If you haven’t caught on yet, Fangraphs is awesome. And well, they’ve done it again. They took a great idea, and executed it beautifully.
This time of year, everyone puts out some sort of predictions/rankings/etc, and to be honest, I’ve gotten tired of them. But of course, Fangraphs puts a different spin on them and made it interesting again.
How’d they do it? First they broke it down by position and ranked every team, 1 through 30. Second, they considered all players currently slated for playing time at the position, not just one guy. This allows platoon situations, or rookies who may get more playing time later in the year, to factor into the equation. Dave Cameron gives a more detailed explanation in the intro, but they basically used a combination of ZIPS projections and fan evaluations of defense to come up with an aggregate WAR for the position. Numbers were typically ballparked and I think “ties” were broken by the evaluator. What resulted was a ranking for each position that was built on objective analysis, but also maintained the human element.
Intrigued by the results, I decided to collect the rankings for all offensive positions and create an aggregate number by adding each team’s rank for each position. I initially included offense only, as combining hitting and pitching often gets messy (plus there were only two pitching categories and I would have had to do some sort of weighting). Results are to the right.
Not surprisingly, the American League dominates the top of the rankings, with New York, Texas and Boston nabbing the top three spots. The Phillies, perhaps the NL’s best bet in recent years to compete with the offenses of the AL on paper, clock in at number eight, just behind your Cincinnati Reds. The Phillies are getting older, and Rollins, Utley and Howard are developing extensive injury histories.
The Reds show well here thanks to three top 10 finishes (I’m sure you can guess who they are – though full results are below) including the number 1 first basemen(!), with Votto edging out Pujols thanks to the latter’s likely, though limited, appearances at DH this season.
As you can see, those damn Cardinals find themselves ahead of the rest of the National League. Somehow they just continue to reload, thanks, in part, to a timely Beltran signing (sad face). The Cards have few holes, if any, claiming a top 5 ranking at two positions (Molina, Holiday) and a top 10 ranking in another three (Berkman, Furcal, Beltran). Their biggest weakness is in center, where Jon Jay still ranks two spots ahead of Stubbs. I think it’s tough to have anyone other than the Cardinals as division favorites right now. Even with the Carpenter situation, we saw how they dealt with Wainwright’s injury last year, and they are pretty strong one through five. Additionally, Fangraphs is giving 75 innings to prospect Shelby Miller. The guy just turned 21 and has ranked among the top 10 or 20 prospects in baseball for a couple years now.
It’s interesting seeing how all the teams stack up.

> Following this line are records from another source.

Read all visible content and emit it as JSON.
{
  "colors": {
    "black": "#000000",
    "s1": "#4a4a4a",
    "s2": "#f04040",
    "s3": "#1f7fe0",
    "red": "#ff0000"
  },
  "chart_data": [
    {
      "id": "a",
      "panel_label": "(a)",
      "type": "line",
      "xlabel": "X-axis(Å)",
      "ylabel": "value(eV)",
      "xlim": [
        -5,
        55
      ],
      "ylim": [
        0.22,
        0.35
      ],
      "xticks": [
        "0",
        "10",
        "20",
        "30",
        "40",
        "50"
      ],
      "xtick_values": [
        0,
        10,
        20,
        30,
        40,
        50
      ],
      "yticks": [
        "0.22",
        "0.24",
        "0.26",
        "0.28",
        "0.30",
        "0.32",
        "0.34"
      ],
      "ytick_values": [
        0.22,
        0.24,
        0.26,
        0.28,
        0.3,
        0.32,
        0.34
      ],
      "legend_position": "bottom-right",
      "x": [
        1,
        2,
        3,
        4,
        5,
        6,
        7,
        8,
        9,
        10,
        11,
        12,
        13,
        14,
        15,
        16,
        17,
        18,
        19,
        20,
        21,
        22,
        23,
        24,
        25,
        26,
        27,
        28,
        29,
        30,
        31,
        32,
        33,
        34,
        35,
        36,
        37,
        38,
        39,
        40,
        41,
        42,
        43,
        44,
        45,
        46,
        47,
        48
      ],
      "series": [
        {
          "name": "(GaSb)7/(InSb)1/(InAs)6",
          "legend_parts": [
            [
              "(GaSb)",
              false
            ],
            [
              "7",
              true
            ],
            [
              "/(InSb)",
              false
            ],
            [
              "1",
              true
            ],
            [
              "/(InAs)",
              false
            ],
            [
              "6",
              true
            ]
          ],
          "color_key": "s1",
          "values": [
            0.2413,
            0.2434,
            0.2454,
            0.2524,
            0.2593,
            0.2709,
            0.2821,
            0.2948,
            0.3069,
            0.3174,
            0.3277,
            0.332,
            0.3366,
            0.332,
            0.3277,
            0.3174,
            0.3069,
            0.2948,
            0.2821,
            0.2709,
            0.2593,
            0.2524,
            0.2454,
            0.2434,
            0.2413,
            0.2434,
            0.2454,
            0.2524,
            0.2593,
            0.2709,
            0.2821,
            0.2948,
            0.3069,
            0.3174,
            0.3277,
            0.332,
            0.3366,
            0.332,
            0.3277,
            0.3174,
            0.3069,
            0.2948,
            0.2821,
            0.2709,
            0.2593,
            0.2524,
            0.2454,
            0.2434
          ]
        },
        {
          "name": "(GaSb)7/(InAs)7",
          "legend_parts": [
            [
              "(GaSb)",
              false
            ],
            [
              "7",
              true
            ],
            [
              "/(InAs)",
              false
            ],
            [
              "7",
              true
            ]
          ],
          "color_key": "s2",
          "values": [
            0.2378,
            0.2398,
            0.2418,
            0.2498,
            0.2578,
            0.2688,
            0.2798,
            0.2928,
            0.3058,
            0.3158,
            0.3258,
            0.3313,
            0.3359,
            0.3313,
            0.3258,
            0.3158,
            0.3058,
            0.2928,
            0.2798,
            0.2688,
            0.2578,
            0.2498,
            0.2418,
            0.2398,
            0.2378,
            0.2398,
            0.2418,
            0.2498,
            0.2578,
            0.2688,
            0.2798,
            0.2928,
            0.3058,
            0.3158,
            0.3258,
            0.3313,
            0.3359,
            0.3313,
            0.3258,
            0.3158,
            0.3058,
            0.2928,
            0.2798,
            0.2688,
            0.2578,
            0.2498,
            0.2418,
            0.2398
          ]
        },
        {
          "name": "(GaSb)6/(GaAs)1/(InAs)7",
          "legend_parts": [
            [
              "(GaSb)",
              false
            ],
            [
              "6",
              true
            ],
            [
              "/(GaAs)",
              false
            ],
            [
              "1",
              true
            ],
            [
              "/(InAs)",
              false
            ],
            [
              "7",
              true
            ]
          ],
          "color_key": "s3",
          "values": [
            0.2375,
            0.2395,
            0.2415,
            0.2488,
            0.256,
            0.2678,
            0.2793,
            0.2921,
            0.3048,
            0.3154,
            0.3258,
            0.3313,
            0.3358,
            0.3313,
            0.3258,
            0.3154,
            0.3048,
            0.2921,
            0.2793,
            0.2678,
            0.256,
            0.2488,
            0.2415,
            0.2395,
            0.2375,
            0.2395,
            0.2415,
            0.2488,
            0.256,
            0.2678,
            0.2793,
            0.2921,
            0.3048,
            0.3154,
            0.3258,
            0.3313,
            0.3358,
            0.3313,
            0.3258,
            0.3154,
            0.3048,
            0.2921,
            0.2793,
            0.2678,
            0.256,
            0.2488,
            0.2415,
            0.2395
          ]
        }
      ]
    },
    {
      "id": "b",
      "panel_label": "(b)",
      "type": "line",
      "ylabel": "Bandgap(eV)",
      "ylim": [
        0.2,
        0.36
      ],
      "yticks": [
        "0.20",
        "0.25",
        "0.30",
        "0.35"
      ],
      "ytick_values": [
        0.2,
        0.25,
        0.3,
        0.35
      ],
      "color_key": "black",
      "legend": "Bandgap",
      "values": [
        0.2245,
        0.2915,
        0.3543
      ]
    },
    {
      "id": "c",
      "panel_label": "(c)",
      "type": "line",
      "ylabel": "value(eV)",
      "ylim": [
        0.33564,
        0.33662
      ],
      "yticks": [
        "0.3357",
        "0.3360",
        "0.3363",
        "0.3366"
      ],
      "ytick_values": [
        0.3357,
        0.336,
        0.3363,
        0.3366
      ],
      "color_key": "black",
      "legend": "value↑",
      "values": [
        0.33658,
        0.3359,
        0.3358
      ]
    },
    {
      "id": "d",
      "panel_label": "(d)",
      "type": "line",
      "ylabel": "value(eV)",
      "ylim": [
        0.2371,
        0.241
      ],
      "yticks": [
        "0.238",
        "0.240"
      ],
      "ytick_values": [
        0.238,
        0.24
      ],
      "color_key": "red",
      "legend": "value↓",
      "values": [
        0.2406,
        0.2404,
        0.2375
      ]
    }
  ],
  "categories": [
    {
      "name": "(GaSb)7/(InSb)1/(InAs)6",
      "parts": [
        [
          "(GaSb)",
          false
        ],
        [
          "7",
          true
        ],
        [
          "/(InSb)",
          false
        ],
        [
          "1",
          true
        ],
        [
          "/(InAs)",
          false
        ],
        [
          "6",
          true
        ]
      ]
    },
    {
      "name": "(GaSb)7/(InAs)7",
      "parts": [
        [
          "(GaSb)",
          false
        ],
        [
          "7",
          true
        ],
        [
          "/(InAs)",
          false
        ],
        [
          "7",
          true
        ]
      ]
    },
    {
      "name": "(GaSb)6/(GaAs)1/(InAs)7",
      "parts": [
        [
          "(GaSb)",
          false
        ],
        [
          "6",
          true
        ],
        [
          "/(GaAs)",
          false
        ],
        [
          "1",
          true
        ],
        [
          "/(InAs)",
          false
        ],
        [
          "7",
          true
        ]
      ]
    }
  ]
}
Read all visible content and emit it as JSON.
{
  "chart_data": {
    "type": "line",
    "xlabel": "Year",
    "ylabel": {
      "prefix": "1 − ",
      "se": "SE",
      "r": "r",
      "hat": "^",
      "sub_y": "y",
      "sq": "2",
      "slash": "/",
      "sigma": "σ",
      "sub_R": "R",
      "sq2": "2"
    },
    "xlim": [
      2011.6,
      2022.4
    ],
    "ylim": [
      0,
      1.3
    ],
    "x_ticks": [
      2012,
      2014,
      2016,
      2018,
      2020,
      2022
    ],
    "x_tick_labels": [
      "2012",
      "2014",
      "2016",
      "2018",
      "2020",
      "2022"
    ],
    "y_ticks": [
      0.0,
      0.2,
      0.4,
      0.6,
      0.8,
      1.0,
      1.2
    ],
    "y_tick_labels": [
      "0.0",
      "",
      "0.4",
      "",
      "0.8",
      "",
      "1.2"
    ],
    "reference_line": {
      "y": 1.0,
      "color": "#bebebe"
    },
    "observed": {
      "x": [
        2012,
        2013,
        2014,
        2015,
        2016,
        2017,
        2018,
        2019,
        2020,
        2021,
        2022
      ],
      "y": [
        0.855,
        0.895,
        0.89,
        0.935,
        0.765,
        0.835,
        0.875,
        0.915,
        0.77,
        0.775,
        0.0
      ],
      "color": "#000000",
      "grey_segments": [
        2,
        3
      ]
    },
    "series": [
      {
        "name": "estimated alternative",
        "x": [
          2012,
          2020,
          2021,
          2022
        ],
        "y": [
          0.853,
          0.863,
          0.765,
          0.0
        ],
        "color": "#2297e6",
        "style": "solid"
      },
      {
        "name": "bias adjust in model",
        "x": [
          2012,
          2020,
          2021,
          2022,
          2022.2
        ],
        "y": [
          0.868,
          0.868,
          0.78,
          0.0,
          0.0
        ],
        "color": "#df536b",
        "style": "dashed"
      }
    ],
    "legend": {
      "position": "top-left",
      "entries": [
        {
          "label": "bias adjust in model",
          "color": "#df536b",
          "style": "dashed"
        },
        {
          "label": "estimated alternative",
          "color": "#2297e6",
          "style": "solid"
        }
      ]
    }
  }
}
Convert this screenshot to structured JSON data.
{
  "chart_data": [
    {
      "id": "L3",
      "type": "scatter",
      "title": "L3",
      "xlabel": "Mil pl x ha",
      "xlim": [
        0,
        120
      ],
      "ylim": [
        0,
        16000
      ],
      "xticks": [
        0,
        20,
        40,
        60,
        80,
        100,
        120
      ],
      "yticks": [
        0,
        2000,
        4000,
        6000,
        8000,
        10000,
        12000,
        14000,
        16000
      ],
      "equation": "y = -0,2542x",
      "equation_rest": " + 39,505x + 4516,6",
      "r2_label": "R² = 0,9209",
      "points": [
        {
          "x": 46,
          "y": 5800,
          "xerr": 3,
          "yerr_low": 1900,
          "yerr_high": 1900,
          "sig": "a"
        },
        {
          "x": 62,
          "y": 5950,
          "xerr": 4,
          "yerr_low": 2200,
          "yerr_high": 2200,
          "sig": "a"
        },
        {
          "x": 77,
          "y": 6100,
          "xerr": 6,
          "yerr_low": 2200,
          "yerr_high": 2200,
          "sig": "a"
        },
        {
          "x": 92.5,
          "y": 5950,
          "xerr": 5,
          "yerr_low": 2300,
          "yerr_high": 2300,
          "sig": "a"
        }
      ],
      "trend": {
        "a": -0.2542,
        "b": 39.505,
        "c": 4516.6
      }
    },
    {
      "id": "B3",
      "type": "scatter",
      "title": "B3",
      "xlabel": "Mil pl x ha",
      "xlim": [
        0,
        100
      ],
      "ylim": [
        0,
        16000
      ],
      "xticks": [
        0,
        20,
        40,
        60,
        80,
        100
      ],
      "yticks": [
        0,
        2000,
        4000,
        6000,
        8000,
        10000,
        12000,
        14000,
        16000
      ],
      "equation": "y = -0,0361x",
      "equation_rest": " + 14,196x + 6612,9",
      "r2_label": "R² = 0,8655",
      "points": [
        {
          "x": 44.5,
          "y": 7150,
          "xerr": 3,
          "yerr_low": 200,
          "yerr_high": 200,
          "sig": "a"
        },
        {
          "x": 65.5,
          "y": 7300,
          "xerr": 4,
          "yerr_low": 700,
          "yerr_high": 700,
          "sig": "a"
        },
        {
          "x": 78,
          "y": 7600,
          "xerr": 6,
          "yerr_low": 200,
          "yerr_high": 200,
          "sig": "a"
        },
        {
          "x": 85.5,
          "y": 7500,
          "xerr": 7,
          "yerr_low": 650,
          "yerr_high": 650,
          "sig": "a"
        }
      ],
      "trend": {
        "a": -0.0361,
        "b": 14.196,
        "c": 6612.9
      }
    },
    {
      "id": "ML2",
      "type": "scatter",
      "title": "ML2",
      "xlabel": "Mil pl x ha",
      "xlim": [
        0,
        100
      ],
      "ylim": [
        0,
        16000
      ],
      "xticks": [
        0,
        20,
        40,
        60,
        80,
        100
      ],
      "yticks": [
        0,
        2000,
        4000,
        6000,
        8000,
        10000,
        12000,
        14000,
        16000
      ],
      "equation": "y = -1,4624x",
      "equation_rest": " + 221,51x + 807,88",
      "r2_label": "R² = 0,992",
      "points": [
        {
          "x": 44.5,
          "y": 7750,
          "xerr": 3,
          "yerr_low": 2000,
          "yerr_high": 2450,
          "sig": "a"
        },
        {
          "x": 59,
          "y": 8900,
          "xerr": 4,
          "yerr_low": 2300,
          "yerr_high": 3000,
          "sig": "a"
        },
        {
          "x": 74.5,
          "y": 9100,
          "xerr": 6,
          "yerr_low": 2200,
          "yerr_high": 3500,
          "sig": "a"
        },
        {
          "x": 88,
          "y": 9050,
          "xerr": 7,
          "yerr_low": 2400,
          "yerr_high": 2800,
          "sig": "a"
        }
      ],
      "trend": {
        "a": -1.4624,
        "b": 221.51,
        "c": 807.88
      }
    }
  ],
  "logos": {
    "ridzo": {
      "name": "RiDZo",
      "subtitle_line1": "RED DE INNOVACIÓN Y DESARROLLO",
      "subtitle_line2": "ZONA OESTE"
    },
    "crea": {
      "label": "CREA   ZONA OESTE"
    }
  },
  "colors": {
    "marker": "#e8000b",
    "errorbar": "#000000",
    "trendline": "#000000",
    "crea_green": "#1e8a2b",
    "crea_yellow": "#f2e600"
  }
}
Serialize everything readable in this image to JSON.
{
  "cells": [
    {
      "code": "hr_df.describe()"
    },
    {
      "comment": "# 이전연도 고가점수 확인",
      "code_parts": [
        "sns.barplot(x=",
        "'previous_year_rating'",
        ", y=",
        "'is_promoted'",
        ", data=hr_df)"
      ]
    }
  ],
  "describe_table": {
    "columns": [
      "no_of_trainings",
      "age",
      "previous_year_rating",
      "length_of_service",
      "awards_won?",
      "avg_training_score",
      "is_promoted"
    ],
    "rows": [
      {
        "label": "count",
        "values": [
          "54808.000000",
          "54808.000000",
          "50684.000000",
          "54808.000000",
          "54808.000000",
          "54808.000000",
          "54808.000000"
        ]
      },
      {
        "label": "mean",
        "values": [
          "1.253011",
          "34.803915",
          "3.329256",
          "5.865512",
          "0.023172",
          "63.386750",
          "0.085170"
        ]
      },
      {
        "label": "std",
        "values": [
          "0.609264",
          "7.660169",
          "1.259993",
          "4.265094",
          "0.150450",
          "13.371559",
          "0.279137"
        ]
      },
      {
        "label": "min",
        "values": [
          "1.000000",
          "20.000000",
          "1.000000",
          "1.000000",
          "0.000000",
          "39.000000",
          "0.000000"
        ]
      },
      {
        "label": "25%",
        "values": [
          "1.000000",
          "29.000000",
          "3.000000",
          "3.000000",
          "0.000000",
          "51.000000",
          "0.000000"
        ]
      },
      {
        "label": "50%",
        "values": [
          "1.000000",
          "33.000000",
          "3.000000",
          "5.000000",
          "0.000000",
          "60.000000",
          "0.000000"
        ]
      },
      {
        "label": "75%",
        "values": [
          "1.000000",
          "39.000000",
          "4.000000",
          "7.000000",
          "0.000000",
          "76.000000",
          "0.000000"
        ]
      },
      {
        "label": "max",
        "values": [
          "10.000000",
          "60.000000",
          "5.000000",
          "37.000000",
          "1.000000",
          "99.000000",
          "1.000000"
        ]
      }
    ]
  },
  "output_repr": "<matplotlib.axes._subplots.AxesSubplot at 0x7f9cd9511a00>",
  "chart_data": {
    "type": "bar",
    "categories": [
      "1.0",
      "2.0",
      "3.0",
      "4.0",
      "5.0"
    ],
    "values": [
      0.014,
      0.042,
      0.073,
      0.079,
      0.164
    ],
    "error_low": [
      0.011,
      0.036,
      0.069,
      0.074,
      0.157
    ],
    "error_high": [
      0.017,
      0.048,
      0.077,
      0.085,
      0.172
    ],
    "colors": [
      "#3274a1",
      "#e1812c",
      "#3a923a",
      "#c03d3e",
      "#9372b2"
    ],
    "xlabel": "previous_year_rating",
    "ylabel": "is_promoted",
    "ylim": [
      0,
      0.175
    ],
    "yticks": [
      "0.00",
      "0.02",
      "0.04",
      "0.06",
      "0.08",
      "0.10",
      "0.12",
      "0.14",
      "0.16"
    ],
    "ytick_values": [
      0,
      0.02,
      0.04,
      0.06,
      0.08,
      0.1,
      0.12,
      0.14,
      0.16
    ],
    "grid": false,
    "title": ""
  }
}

I don’t think there are a whole lot of surprises here, but I’ll let you decide for yourself. You should browse the entire series, as there is tons of info that you know is going to be as reliable as anything else out there. I’ll also include my graphic that includes all rankings at all positions, with the Reds spots highlighted, of course.
One thing we’ve yet to address is pitching. I figured it didn’t require this sort of effort since it’s basically two numbers (starters and relievers), but it is worth considering.
Obviously there’s high hopes for the Reds’ staff this summer. The addition of Mat Latos, the continued growth of Cueto, Leake and Bailey, the bounce back of Arroyo, and the eventual inclusion of Chapman, all leave room for optimism.
Unfortunately, ZIPS disagrees. The Reds land at number 23 in the starting pitching rankings, and even Dave Cameron admits that he was “shocked”. As he puts it, “ZIPS is just not a big fan of Bailey or Leake, and top top it off, it hates Bronson Arroyo with the passion of a 1,000 burning souls.” Maybe not surprising given his spring performance thus far. Even Latos doesn’t stack up against other teams’ aces. Cameron hypothesizes that the Reds will outperform this projection. (Another surprise was seeing the Diamondbacks at number 21. You just never know with these projections, and pitching is especially difficult to forecast.) Thankfully, our revamped bullpen comes through in the clutch, checking in at number 3.
In the end it’s just another set of projections, and they can be wrong. Wait, check that, they will be wrong, in one way or another. Which again, is what makes it all worth watching. It looks like the Reds come out pretty decently, which may not be the enthusiastic endorsement fans are hoping for, but it certainly could be worse. This is an exciting team with a lot of upside, well positioned for a run at the Central.